Por que o tribunal do esporte deliberou apenas sobre as competições que incluem corridas de 400 metros a 1,6 quilômetro?
A decisão é consistente com a exigência de que ela deveria ser tomada em cima de evidências estritamente específicas. E um recente estudo concluiu que existe um número excessivo de atletas que se identificam como mulheres, mas que possuem níveis masculinos de testosterona participando de eventos de corrida feminina de meio-fundo.
Coleman informou que, nessas provas, os resultados das atletas "indicam que elas têm uma clara vantagem de desempenho", tendo conquistado 30 medalhas em corridas olímpicas e mundiais, com distâncias variando entre 400 e 1.500 metros. Mas a incidência delas na população geral é de apenas 1 em 20.000, ou seja, houve uma super-representação na razão de 1.700 no pódio, conforme concluiu o estudo.
Os cientistas acreditam que esse nível exacerbado de testosterona dá às mulheres vantagem competitiva em qualquer esporte. Mesmo assim, especialistas como Baggish e Levine – que foram consultados pela Associação Internacional de Federações de Atletismo – defenderam uma deliberação restrita, visto que é nas corridas de meio-fundo que a testosterona claramente faz a diferença.
[E]specialistas como Baggish e Levine – que foram consultados pela Associação Internacional de Federações de Atletismo – defenderam uma deliberação restrita, visto que é nas corridas de meio-fundo que a testosterona claramente faz a diferença.
Uma decisão como essa não é incompatível com as definições cada vez mais amplas que a sociedade está estabelecendo para a discussão de gêneros?
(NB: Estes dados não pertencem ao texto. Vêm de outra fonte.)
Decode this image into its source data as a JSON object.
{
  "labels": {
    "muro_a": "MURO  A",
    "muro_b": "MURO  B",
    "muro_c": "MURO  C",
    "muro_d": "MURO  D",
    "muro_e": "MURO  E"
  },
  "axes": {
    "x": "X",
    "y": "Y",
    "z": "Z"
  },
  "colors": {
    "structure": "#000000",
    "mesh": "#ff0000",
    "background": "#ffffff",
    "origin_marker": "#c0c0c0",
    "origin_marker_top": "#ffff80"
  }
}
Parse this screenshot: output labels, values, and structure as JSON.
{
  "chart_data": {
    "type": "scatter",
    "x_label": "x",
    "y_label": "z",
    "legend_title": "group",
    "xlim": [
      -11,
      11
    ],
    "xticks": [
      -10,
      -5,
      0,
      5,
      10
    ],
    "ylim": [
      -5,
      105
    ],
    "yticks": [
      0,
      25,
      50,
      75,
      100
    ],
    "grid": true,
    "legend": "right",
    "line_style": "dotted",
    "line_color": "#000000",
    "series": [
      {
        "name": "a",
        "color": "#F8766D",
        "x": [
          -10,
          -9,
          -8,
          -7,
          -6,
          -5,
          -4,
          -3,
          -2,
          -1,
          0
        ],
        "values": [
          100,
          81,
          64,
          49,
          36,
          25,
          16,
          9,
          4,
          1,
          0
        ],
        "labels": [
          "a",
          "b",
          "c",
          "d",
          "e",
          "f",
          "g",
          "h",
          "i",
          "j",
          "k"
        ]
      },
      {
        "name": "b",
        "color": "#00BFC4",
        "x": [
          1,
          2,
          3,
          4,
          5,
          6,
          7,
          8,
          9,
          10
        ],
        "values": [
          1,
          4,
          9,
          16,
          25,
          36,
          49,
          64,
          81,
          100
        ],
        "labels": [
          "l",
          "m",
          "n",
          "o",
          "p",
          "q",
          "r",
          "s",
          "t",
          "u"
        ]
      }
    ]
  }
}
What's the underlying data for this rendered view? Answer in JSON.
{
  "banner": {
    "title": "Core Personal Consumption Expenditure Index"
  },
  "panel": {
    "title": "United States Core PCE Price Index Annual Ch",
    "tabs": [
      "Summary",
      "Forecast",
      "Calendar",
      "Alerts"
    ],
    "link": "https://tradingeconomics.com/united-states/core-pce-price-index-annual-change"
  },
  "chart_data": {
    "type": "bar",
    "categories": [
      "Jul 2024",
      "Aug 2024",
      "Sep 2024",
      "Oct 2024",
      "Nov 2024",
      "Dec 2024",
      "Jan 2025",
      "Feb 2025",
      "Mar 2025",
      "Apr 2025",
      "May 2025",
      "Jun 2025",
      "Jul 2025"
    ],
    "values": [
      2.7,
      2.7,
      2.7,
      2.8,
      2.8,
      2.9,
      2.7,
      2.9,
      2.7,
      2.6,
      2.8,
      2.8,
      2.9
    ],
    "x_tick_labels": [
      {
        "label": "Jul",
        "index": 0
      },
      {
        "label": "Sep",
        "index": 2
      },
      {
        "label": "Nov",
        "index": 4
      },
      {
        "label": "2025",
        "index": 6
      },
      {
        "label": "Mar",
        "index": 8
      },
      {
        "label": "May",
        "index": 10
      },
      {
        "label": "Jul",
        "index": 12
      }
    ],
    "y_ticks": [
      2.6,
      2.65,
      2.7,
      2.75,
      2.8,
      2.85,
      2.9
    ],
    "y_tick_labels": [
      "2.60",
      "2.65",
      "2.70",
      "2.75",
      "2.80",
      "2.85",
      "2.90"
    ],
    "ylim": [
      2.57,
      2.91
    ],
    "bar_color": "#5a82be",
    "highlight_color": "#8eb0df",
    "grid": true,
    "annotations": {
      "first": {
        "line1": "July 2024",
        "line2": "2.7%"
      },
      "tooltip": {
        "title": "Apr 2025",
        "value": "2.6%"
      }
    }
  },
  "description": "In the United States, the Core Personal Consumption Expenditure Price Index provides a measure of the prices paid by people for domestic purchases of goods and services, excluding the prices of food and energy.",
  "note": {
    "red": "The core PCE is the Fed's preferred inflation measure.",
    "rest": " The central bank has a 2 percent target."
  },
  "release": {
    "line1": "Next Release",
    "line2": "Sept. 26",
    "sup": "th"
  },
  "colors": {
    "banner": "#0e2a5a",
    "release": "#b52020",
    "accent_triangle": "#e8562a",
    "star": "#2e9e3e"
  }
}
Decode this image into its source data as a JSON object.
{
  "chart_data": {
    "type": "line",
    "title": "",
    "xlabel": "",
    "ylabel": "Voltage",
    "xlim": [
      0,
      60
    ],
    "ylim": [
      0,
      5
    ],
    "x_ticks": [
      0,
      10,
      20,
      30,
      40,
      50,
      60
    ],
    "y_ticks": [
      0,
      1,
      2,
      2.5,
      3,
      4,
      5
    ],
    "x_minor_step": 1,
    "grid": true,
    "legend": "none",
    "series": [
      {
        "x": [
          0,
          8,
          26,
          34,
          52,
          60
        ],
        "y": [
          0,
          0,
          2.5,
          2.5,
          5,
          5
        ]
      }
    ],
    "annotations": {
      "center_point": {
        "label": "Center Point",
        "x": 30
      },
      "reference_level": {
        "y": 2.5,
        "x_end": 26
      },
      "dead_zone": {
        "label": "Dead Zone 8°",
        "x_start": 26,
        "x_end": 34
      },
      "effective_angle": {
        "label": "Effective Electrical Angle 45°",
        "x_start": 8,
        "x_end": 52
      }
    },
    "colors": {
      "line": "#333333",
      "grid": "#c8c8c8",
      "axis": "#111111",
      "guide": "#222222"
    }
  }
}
A deliberação do tribunal não se refere à aceitação social de intersexuais ou transgêneros, esclareceu Coleman; trata-se de permitir que as atletas femininas de elite possam competir em nível de igualdade.
Isso, contudo, levanta outra questão interessante: por que segregamos os atletas de acordo com ideias ultrapassadas de gênero?
"A questão é qual o motivo de termos esportes femininos. Acho que eles são fundamentais para proteger as mulheres, para dar a elas uma chance de serem bem-sucedidas", argumentou Levine. Entretanto, ele concordou que, com o limite estabelecido de testosterona, "algumas mulheres vão se sentir excluídas".
Para resolver isso, ele apresentou uma proposta modesta: os atletas poderiam ser divididos em duas categorias – uma feminina e uma "aberta"; nesta segunda, poderiam competir homens e mulheres com níveis de testosterona acima da média feminina considerada normal. Dessa maneira, ele concluiu, "qualquer pessoa com vontade de competir poderia fazê-lo".